Home ownership levels crash for young people

The housing market in Bristol has been on fire. The city is thriving and in the crush for living space prices have been sent spinning North.

The price of the average property in the city is now ten times the average salary - no bank would be willing lend on that kind of ratio.

There are still plenty of first-time buyers, they are just dependent on the kindness of parents to stump up deposits or they have to make compromises their parents didn't.

"It's still a buyers' market" Nick Stopard, an estate agent with Boardwalk Property Co, told me.

Nick is 26 and managed to get a foot on the property ladder by buying a flat with his friend. "We're seeing people club together to buy more and more" he says.

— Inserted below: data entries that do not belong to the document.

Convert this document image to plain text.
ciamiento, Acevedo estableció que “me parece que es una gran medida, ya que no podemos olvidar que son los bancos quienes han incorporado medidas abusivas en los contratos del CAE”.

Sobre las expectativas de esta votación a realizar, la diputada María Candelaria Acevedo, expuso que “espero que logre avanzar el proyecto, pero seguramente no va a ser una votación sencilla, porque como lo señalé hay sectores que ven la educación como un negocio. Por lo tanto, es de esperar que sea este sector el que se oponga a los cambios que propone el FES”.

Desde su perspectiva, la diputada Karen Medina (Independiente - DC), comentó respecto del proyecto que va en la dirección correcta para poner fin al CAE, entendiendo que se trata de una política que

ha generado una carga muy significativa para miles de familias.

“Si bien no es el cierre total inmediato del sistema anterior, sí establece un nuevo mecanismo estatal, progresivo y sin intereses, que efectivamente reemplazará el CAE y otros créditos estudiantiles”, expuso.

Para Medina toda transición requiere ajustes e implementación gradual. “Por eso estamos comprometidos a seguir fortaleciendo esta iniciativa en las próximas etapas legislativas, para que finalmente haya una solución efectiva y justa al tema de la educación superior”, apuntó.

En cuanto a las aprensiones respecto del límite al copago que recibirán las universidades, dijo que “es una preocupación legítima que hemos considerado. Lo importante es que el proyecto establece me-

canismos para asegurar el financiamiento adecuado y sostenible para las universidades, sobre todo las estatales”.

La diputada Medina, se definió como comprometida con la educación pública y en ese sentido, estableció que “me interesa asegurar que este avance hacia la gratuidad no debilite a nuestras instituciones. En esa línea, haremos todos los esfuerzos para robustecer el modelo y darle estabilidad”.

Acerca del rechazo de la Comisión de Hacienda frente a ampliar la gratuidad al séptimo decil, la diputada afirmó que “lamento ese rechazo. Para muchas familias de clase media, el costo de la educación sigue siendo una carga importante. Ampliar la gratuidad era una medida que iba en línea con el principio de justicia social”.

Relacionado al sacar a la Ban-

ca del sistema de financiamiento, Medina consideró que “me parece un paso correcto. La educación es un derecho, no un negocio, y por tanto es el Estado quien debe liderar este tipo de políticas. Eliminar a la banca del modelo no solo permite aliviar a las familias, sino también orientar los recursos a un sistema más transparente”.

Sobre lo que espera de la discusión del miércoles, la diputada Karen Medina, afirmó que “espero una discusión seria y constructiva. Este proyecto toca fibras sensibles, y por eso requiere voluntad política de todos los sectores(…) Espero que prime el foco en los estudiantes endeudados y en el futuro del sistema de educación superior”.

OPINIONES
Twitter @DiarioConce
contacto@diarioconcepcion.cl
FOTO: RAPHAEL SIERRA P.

The level of home ownership in Britain has been falling for much of the last decade but the extent to which young people find themselves locked-out has been revealed by new analysis from the Resolution Foundation.

In outer London only 20% of the under-35s have owned a property, down from 55% in 1994.

This is not just a London problem. In Merseyside, Greater Manchester, East Anglia, West Yorkshire and the South West the vast majority of young people cannot afford to buy a home.

The Conservatives, Labour and the Lib Dems are all promising to double the number of new homes being built over the next five years but we've heard that song many times before. There's little in the manifestos that demonstrates how targets will be delivered.

The shortage of new housing is only part of the problem.

The students we met at Bristol University speak of home ownership as a dream rather than realistic ambition. They're encouraged that the housing crisis is a prominent election issue but doubt politicians' ability to resolve it.

"My dad was twenty-two when he bought his first home" Ben Smith, a physics student, told ITV News. "I'll probably be over forty before I've saved enough to buy".

Our national obsession with owning bricks and mortar has created "haves", the young are the "have nots".

At the margins, policies like "Help to Buy" have been helpful but they haven't made home-ownership more affordable.

Colder winds are blowing through the housing market but this looks like a slowdown not a crash.

Barring an abrupt economic shock, there's no obvious prospect of prices falling significantly in the short-term.